3; also citations in Whewell , Hist. Induct. Sciences, London, 1857, vol.
i, p. 194, and in St. Martin, Histoire de la Geographie, pp. 216, 217.
For the views of St. John Chrysostom, Ephraem Syrus, and other great
churchmen, see Kretschmer as above, chap i.nklhlbl
This book was written by a Protestant historian who hated the Catholic Church and thought he could make Her look stupid
by docuмenting the Church's position through saints and popes interpreting scripture as geocentric and flat.
There is more on the subject in the book which is
available to read for free online.
Also, highly recommended is the book Christian Topography by the Catholic monk, Cosmas Indiocopleustes also available
to read for free online.
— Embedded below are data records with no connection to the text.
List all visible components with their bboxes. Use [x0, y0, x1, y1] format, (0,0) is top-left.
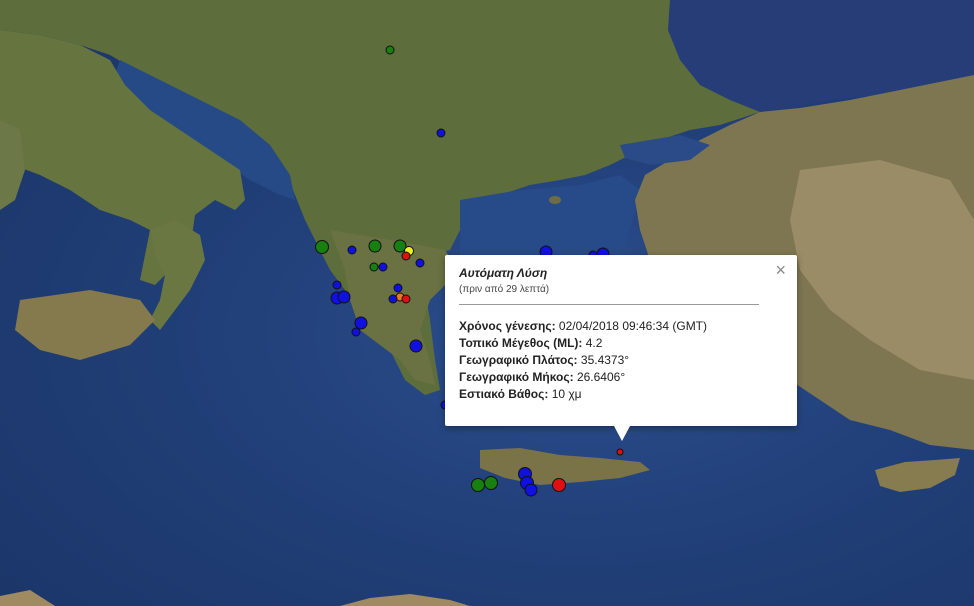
- earthquake-marker-red[interactable]: [401, 251, 411, 261]
- depth-value: 10 χμ: [551, 387, 582, 401]
- longitude-row: Γεωγραφικό Μήκος: 26.6406°: [459, 369, 783, 386]
- africa-coast: [340, 594, 470, 606]
- earthquake-marker-red[interactable]: [552, 478, 566, 492]
- info-popup: × Αυτόματη Λύση (πριν από 29 λεπτά) Χρόν…: [445, 255, 797, 441]
- origin-time-row: Χρόνος γένεσης: 02/04/2018 09:46:34 (GMT…: [459, 318, 783, 335]
- longitude-label: Γεωγραφικό Μήκος:: [459, 370, 574, 384]
- earthquake-marker-green[interactable]: [484, 476, 498, 490]
- magnitude-value: 4.2: [585, 336, 603, 350]
- earthquake-marker-blue[interactable]: [415, 258, 425, 268]
- depth-label: Εστιακό Βάθος:: [459, 387, 549, 401]
- earthquake-marker-blue[interactable]: [347, 245, 357, 255]
- island-3: [549, 196, 561, 204]
- earthquake-marker-green[interactable]: [369, 262, 379, 272]
- africa-coast-2: [0, 590, 55, 606]
- popup-subtitle: (πριν από 29 λεπτά): [459, 284, 550, 295]
- earthquake-marker-blue[interactable]: [337, 290, 351, 304]
- earthquake-marker-blue[interactable]: [378, 262, 388, 272]
- earthquake-marker-blue[interactable]: [351, 327, 361, 337]
- earthquake-marker-green[interactable]: [368, 239, 382, 253]
- latitude-value: 35.4373°: [580, 353, 630, 367]
- cyprus: [875, 458, 960, 492]
- popup-divider: [459, 304, 759, 305]
- earthquake-marker-blue[interactable]: [436, 128, 446, 138]
- map-view[interactable]: × Αυτόματη Λύση (πριν από 29 λεπτά) Χρόν…: [0, 0, 974, 606]
- earthquake-marker-green[interactable]: [385, 45, 395, 55]
- popup-title: Αυτόματη Λύση: [459, 266, 548, 280]
- longitude-value: 26.6406°: [576, 370, 626, 384]
- earthquake-marker-red[interactable]: [616, 448, 624, 456]
- magnitude-label: Τοπικό Μέγεθος (ML):: [459, 336, 583, 350]
- earthquake-marker-blue[interactable]: [332, 280, 342, 290]
- earthquake-marker-blue[interactable]: [524, 483, 538, 497]
- earthquake-marker-red[interactable]: [401, 294, 411, 304]
- earthquake-marker-green[interactable]: [315, 240, 329, 254]
- earthquake-marker-green[interactable]: [471, 478, 485, 492]
- origin-time-label: Χρόνος γένεσης:: [459, 319, 556, 333]
- crete: [480, 448, 650, 485]
- earthquake-marker-blue[interactable]: [409, 339, 423, 353]
- sicily: [15, 290, 155, 360]
- latitude-row: Γεωγραφικό Πλάτος: 35.4373°: [459, 352, 783, 369]
- earthquake-marker-blue[interactable]: [388, 294, 398, 304]
- magnitude-row: Τοπικό Μέγεθος (ML): 4.2: [459, 335, 783, 352]
- popup-pointer: [614, 426, 630, 441]
- close-icon[interactable]: ×: [775, 260, 786, 280]
- origin-time-value: 02/04/2018 09:46:34 (GMT): [558, 319, 708, 333]
- depth-row: Εστιακό Βάθος: 10 χμ: [459, 386, 783, 403]
- earthquake-marker-blue[interactable]: [393, 283, 403, 293]
- latitude-label: Γεωγραφικό Πλάτος:: [459, 353, 578, 367]
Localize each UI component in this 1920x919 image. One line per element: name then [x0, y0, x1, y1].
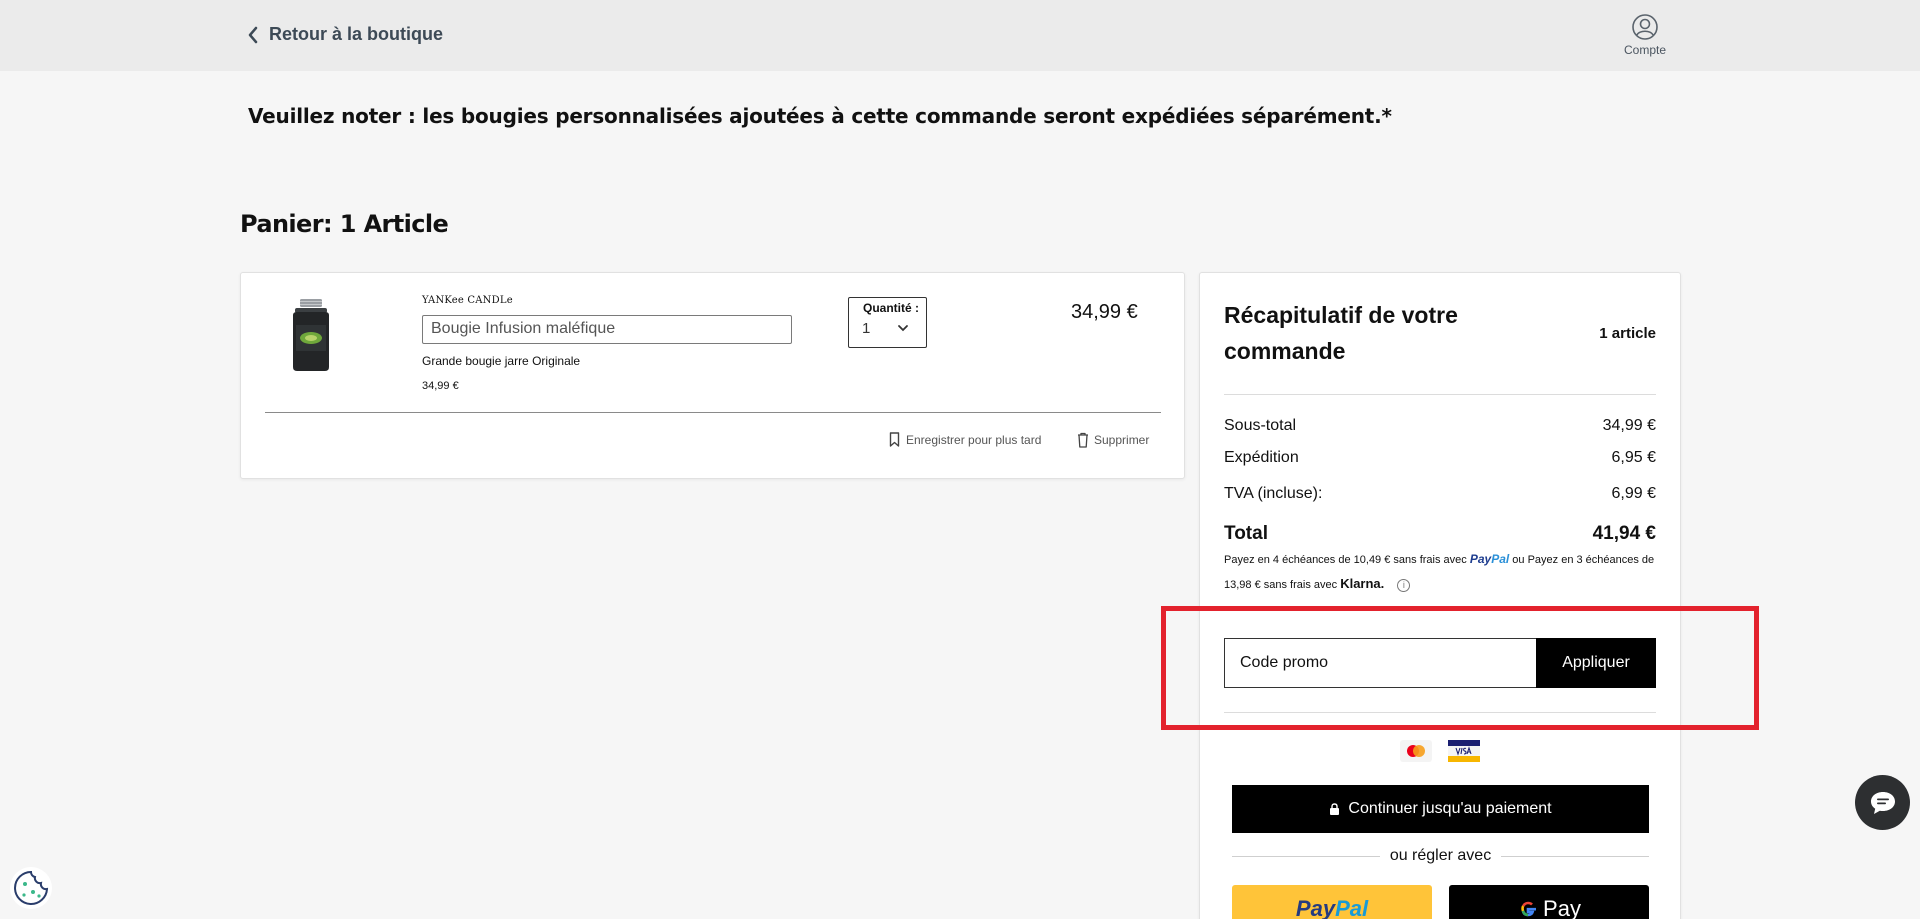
paypal-button[interactable]: Pay Pal	[1232, 885, 1432, 919]
total-value: 41,94 €	[1592, 523, 1656, 544]
google-g-icon	[1521, 901, 1537, 917]
summary-divider	[1224, 394, 1656, 395]
alt-pay-divider: ou régler avec	[1232, 847, 1650, 865]
shipping-notice: Veuillez noter : les bougies personnalis…	[248, 104, 1392, 128]
paypal-pal-text: Pal	[1335, 896, 1369, 919]
item-divider	[265, 412, 1161, 413]
save-for-later-label: Enregistrer pour plus tard	[906, 432, 1042, 447]
cookie-settings-button[interactable]	[10, 867, 52, 909]
mastercard-icon	[1400, 740, 1432, 762]
subtotal-row: Sous-total 34,99 €	[1224, 417, 1656, 435]
quantity-value: 1	[862, 320, 871, 337]
vat-value: 6,99 €	[1611, 485, 1656, 502]
chevron-down-icon	[898, 325, 908, 332]
alt-pay-label: ou régler avec	[1389, 847, 1492, 864]
checkout-label: Continuer jusqu'au paiement	[1348, 800, 1552, 817]
cart-title: Panier: 1 Article	[240, 210, 449, 238]
back-to-shop-label: Retour à la boutique	[269, 24, 444, 44]
subtotal-label: Sous-total	[1224, 417, 1297, 434]
account-label: Compte	[1623, 43, 1667, 57]
remove-item-button[interactable]: Supprimer	[1077, 432, 1149, 448]
divider-line	[1232, 855, 1380, 857]
product-name-link[interactable]: Bougie Infusion maléfique	[422, 315, 792, 344]
remove-item-label: Supprimer	[1094, 433, 1150, 447]
quantity-label: Quantité :	[863, 301, 919, 315]
shipping-row: Expédition 6,95 €	[1224, 449, 1656, 467]
chat-bubble-icon	[1870, 791, 1895, 814]
installments-text-1: Payez en 4 échéances de 10,49 € sans fra…	[1224, 554, 1467, 566]
shipping-value: 6,95 €	[1611, 449, 1656, 466]
candle-product-image[interactable]	[291, 299, 331, 371]
user-icon	[1632, 14, 1658, 40]
promo-code-input[interactable]	[1224, 638, 1537, 688]
quantity-select[interactable]: Quantité : 1	[848, 297, 927, 348]
chat-button[interactable]	[1855, 775, 1910, 830]
product-unit-price: 34,99 €	[422, 380, 459, 392]
google-pay-label: Pay	[1543, 896, 1581, 919]
accepted-cards	[1400, 740, 1480, 762]
promo-divider	[1224, 712, 1656, 713]
account-button[interactable]: Compte	[1618, 13, 1672, 57]
visa-icon	[1448, 740, 1480, 762]
chevron-left-icon	[248, 26, 258, 43]
google-pay-button[interactable]: Pay	[1449, 885, 1649, 919]
summary-title: Récapitulatif de votre commande	[1224, 302, 1458, 364]
save-for-later-button[interactable]: Enregistrer pour plus tard	[889, 432, 1041, 447]
klarna-logo: Klarna.	[1340, 576, 1385, 591]
vat-row: TVA (incluse): 6,99 €	[1224, 485, 1656, 503]
order-summary: Récapitulatif de votre commande 1 articl…	[1199, 272, 1681, 919]
vat-label: TVA (incluse):	[1224, 485, 1323, 502]
product-variant: Grande bougie jarre Originale	[422, 354, 581, 368]
info-icon[interactable]: i	[1397, 578, 1411, 592]
total-label: Total	[1224, 523, 1268, 544]
divider-line	[1501, 855, 1650, 857]
apply-promo-button[interactable]: Appliquer	[1536, 638, 1656, 688]
subtotal-value: 34,99 €	[1602, 417, 1656, 434]
brand-logo: YANKee CANDLe	[422, 295, 513, 306]
cart-item-card: YANKee CANDLe Bougie Infusion maléfique …	[240, 272, 1185, 479]
installments-info: Payez en 4 échéances de 10,49 € sans fra…	[1224, 547, 1656, 597]
checkout-button[interactable]: Continuer jusqu'au paiement	[1232, 785, 1649, 833]
line-price: 34,99 €	[1071, 301, 1138, 323]
paypal-inline-logo: PayPal	[1470, 552, 1509, 566]
trash-icon	[1078, 432, 1088, 448]
cookie-icon	[14, 870, 49, 905]
shipping-label: Expédition	[1224, 449, 1299, 466]
paypal-inline-pay: Pay	[1469, 552, 1492, 566]
lock-icon	[1330, 803, 1340, 815]
paypal-pay-text: Pay	[1295, 896, 1336, 919]
top-bar: Retour à la boutique Compte	[0, 0, 1920, 71]
back-to-shop-link[interactable]: Retour à la boutique	[247, 24, 443, 45]
summary-item-count: 1 article	[1599, 325, 1656, 342]
bookmark-icon	[889, 432, 900, 447]
paypal-inline-pal: Pal	[1491, 552, 1510, 566]
total-row: Total 41,94 €	[1224, 523, 1656, 545]
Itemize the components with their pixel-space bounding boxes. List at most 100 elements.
This book has a marvelous description of Moses and the tabernacle being a copy, a microcosm
of the earth itself.
I am going to stop here, having extended things a little in order to give you a clearer view of the Church's
geocentric flat earth position. With antiquity showing that pagans held the round earth theory even back in 550, this
round earth theory adopted by the majority of the pagan world today, remains a serious problem. When the Church
denounced Galileo, it denounced all the pagan notions of heliocentrism which includes round earth.